IT shops need to improve the way they hire and retain information security professionals, as demand for the job is set to reach a fever pitch in the industry, according to Adam Winnington, director of technical services at Toronto-based Source 44 Consulting Inc.
Speaking to attendees at Tuesday’s SC Congress Data Security Conference and Expo in Toronto, the security hiring guru said regulatory demands and the trend of many industry veterans leaving for more lucrative auditing and risk management jobs has led to a shortage of security professionals throughout North American and Europe.
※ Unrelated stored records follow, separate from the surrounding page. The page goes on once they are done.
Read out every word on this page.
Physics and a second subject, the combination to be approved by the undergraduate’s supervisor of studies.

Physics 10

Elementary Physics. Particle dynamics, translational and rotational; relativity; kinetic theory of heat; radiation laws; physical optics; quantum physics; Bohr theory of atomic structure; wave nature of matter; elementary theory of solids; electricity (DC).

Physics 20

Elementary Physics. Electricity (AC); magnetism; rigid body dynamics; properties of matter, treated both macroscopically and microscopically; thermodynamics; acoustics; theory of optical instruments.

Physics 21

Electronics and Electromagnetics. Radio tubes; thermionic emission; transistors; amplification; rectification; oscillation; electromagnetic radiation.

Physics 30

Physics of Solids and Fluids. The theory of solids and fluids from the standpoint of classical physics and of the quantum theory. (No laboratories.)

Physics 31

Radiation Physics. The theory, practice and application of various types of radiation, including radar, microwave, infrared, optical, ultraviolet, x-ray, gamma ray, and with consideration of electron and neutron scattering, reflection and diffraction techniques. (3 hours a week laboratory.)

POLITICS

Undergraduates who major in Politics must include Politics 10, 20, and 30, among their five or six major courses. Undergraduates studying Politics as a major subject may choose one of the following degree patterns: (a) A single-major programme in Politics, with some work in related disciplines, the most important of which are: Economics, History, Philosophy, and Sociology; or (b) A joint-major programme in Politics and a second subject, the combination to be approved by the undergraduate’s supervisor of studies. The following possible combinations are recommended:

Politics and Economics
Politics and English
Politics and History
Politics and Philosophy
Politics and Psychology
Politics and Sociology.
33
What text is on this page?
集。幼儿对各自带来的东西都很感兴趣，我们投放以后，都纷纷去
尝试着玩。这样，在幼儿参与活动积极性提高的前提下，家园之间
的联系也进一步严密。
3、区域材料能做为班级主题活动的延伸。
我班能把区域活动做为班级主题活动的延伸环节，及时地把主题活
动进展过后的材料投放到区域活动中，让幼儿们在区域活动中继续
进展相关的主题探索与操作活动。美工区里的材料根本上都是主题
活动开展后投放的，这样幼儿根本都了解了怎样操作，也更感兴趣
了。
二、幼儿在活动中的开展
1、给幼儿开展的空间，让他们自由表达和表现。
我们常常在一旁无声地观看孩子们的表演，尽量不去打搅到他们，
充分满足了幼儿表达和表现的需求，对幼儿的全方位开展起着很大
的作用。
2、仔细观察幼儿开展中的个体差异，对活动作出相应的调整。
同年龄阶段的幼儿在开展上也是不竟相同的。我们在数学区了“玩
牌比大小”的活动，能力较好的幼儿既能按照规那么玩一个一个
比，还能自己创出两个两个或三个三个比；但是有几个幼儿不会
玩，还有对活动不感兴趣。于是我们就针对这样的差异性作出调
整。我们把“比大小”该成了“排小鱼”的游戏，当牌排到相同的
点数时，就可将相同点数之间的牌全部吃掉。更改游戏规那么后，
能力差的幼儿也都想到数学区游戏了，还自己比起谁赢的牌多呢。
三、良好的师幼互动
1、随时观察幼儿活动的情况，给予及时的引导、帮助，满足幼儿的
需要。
He pointed to various U.S. and U.K.-based government reports, which call for the need for thousands of security people that have specialized skills to work in cyberspace.
“You have to keep your (security) employees, because now the government is going to try luring them away too,” Winnington said.
In order to keep security professionals happy, Winnington advised IT leaders to figure out what their staff wants to accomplish in their career and feed into that.
“Some just want to work with new technology and you can put them in the backroom, slip them a pizza every once and awhile and they’ll stay on-board,” he said. In addition to guiding your security experts on a career path that interests them, investing in training programs and providing incentives for employees that take these courses can be a huge benefit to the company.
He added that working in a few extra perks, such as extra vacation time and one day a week where they can dive deeply into personal projects, can be useful to retain staff.
Winnington said internal “tool masters” can assist and mentor incoming staff and new graduates, which helps keep training costs down. “Give these tool masters a few extra thousand dollars and than let them train everybody else,” he said.
For companies looking to find new security pros to hire, Winnington said that he looks for candidates that have been “scarred” with a few years of desktop support experience. “Their first instinct is usually to help users, so it’s something I look for,” he said.
Other skills to look for include candidates with a broad base of offensive and defensive hacking skills and the ability to communicate well in a team environment.
“If your mom doesn’t understand what you’re talking about, the manager probably won’t as well,” he said.
Winnington advised IT leaders looking to hire new graduates to craft very specific job ads that focus on the primary aspects of the position. Skills that support and back up the rest of the team should be a secondary consideration, he added.
According to a survey of 376 U.S. organizations that are members the IBM user group SHARE, only eight per cent of responding hiring managers would rate IT graduates as “well-trained” and “ready-to-go.”
The study found that nearly four out of 10 respondents cite IT hires as not sufficiently prepared to perform their jobs within their companies, with 44 per cent of those surveyed concerned about “noticeable gaps” in the skills of recent graduates.
For Winnington, the best way to deal with new graduates is to pay attention to what courses they took throughout their university or college degrees and how those skills can help fill in security gaps at your organization.
“But I’m not a big fan of certifications,” Winnington said. “You should build a lab with a simple setup, put together a scenario and test them. If they can troubleshoot in an interview setting, they can handle your customers.”
– With files from Michael Cooney, Network World U.S.